Each of these towns, each of these dots and intersections on maps, nearly always contain a church.  The vast majority of these are Anglican or Church of England.  Americans know them as Episcopalians.  One drives by these small churches everyday when you’re motoring about from places like London to Stonehenge.  Stop in one of these small buildings, and time has stood still.  Each one is different yet each one is nearly a carbon-copy of the next.

You enter the church grounds (if you’re lucky) through a lychgate.  These are small entries into the churchyard that have a roof to protect the pall bearers from the frequent rains.  Here, the mourners and the coffin await the priest to emerge and begin the funeral service.

Once inside, you feel the chill.  I didn’t have my pocket thermometer with me, but the churches I visited today probably were all about 56 F.  If I were attending service, I would hope for a highly charged sermon full of fire and brimstone.

I’d feel warmer.

Here is a small photo gallery of the common sights one sees in so many of these lovely and ancient structures.  And, by ancient, I really mean ancient.  Most of the churches we visited on June 3, date back 800 to 1,000 years.  It staggers the mind to contemplate the fact that worshippers offered up their prayers and pleas to that many years.  These churches were ancient centuries before Columbus even thought of sailing to the edge of the known world.

Here are some photos:

LitchGate

 [Typical lychgate]

CommonPrayerBook

[The Book of Common Prayer for the congregation]

effegy1400's

[The effigy of Alexander Mowbray who died in 1410]

BaptismFont

[Baptismal font from the late 1300’s.
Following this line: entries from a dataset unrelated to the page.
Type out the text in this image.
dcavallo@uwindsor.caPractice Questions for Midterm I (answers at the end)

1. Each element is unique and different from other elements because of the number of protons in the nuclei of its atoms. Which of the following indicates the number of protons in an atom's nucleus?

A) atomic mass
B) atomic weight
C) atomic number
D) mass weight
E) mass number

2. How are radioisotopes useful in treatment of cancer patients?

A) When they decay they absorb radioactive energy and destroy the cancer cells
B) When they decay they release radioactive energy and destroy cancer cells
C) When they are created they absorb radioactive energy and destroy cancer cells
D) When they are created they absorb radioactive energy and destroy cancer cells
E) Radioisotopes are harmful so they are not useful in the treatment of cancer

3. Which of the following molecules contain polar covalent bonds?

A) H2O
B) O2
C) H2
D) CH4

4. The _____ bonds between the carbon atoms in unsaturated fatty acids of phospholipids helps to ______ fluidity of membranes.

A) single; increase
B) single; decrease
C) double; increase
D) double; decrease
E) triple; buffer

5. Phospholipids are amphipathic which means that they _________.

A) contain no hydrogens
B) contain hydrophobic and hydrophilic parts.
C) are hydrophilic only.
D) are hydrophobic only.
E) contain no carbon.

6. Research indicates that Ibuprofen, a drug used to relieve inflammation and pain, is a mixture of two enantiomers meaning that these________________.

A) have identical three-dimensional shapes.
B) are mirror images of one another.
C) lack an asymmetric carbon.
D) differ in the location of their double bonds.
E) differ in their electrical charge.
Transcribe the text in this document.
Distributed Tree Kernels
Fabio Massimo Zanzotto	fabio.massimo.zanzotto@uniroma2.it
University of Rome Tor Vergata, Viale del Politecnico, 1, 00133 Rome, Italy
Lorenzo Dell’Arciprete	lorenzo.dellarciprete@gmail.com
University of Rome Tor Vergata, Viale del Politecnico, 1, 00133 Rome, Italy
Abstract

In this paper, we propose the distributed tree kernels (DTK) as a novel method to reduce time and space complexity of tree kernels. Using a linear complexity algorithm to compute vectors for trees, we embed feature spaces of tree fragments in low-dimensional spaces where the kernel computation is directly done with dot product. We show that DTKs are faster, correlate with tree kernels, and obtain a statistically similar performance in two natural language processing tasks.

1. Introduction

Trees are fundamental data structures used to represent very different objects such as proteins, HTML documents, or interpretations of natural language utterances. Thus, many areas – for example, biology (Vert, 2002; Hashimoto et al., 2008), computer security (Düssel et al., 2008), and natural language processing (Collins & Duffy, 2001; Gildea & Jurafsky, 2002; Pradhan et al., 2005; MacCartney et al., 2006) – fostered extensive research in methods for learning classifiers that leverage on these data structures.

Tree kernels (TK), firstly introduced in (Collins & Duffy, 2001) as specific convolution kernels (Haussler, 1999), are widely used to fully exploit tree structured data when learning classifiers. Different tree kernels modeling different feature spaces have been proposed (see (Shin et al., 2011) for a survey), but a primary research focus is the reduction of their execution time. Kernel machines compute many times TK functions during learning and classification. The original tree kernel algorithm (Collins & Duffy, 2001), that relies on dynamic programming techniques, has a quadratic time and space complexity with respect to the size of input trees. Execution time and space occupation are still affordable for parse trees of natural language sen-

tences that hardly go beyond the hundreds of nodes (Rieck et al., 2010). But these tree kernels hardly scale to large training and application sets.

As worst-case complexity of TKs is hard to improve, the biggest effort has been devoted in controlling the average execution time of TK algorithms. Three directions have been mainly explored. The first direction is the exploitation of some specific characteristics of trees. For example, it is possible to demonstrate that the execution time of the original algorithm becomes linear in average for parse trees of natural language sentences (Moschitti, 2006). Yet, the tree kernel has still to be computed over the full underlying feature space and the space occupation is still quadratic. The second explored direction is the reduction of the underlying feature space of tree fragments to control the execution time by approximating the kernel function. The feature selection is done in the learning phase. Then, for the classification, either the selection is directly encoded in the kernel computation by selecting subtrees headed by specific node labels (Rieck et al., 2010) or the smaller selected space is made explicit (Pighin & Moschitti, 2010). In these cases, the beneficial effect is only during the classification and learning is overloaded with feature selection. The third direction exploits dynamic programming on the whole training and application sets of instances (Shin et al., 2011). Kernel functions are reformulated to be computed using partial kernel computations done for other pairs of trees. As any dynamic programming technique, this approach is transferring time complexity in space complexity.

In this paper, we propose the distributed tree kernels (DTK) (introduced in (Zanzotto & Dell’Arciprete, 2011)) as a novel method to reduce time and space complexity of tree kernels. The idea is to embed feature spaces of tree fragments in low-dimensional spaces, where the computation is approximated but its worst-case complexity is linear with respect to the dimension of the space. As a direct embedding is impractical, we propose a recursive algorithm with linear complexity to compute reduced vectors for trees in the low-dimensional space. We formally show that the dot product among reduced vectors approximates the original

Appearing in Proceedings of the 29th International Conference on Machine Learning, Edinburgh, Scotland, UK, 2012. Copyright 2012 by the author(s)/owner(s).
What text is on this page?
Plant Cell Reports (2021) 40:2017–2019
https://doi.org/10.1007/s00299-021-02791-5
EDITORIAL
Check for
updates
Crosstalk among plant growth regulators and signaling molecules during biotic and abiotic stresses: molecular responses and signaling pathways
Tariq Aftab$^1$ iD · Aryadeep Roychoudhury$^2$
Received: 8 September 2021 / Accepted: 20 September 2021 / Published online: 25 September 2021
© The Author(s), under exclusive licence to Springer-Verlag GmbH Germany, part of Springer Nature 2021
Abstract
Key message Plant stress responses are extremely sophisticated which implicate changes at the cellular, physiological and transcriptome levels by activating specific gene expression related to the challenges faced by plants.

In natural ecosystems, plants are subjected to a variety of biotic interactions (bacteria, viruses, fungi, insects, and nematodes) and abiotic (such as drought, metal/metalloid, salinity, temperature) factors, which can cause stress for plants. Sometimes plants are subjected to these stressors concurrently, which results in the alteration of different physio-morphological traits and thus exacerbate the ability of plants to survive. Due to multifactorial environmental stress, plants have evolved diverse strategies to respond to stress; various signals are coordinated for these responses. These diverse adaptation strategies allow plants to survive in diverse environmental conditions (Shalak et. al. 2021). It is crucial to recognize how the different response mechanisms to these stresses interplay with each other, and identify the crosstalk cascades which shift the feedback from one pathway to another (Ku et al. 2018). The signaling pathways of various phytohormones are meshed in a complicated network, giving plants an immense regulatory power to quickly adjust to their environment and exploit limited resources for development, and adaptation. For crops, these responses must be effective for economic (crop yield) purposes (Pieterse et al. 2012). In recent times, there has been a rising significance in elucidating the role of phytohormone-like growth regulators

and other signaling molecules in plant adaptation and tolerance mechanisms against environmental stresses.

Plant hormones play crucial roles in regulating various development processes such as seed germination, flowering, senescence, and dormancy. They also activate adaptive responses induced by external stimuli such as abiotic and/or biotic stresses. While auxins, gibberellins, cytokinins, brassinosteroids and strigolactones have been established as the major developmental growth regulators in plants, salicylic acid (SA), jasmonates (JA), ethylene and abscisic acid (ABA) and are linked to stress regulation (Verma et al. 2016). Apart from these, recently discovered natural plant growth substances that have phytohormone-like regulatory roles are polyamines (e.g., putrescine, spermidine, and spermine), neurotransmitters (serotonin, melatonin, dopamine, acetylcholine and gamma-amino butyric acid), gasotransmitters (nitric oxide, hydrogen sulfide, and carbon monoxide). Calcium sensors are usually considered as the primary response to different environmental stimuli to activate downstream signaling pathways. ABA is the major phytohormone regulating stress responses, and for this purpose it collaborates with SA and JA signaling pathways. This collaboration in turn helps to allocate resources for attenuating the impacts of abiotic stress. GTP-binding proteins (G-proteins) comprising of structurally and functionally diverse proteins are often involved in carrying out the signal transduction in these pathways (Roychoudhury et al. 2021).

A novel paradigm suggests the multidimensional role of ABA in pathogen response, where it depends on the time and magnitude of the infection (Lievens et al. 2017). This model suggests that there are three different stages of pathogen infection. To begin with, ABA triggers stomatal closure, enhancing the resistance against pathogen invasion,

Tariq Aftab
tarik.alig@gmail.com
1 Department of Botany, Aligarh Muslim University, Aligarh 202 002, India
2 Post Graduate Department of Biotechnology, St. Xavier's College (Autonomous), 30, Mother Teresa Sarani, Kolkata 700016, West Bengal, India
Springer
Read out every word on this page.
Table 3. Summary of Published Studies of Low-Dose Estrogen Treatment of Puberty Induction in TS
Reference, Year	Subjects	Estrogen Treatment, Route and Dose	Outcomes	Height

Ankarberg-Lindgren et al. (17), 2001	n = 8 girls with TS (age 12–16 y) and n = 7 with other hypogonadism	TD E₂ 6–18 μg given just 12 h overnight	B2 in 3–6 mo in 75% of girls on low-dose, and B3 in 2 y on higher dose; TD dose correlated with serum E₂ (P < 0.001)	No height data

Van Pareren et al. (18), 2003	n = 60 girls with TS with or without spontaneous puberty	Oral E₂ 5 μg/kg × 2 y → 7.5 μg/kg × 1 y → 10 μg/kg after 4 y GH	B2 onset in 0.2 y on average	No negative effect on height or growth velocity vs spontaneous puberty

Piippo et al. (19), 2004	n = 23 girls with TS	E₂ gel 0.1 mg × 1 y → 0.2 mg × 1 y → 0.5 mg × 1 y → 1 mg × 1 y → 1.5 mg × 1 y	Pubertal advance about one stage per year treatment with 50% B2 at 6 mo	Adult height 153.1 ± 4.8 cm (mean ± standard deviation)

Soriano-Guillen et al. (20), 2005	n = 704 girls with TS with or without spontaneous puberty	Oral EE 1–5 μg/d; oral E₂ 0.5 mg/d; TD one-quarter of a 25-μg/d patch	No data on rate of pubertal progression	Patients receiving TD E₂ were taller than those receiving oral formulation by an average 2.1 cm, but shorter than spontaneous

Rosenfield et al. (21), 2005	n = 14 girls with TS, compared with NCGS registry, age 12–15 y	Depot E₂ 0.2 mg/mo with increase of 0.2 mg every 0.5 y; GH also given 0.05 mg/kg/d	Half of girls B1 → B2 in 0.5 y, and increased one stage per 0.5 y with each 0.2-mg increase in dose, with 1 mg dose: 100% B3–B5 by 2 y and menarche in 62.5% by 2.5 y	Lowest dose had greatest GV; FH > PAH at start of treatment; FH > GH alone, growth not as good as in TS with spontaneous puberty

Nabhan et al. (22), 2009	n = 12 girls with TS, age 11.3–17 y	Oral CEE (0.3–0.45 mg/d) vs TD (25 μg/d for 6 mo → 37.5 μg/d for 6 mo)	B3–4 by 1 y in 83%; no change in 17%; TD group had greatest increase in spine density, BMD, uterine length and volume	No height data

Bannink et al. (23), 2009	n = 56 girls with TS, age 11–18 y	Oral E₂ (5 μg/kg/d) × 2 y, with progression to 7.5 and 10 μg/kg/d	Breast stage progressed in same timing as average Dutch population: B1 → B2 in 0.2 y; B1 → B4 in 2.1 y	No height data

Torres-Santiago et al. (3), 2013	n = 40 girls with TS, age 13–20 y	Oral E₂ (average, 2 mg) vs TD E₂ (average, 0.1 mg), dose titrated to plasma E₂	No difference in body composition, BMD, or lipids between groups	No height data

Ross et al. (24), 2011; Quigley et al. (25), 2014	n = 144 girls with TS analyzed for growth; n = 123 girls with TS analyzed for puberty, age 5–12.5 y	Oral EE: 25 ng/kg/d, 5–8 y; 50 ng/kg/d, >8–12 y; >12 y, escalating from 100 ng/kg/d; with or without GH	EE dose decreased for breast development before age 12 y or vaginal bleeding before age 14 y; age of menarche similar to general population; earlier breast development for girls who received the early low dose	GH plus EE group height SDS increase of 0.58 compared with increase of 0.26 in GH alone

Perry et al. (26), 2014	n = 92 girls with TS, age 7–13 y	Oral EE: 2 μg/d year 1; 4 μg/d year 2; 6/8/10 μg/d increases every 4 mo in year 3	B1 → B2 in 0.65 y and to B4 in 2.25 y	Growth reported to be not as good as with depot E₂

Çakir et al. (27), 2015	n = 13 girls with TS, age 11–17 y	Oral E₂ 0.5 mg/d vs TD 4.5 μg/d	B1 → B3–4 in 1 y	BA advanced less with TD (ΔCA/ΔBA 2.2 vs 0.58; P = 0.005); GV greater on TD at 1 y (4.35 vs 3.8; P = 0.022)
I find it interesting to contemplate the tiny infant being baptized and then, 80+ years later, ending up in the ground outside the church under a stone encrusted with moss and lichen.]

Kneelers

[Cushions for kneeling. Sometimes made by the local ladies. Many are Regimental Insignias]

HeadstoneDorsetJune3

[From birth to death. The end of the story for the faithful worshippers]

The first stanza of one of my favorite poems:

“The curfew tolls the knell of parting day,

the shepherd, homeward, plods his weary way,

the lowing herd wanders slowly or’ the lea,

and leaves the world to darkness, and to me.”

     –Gray’s Elegy Written in a Country Churchyard.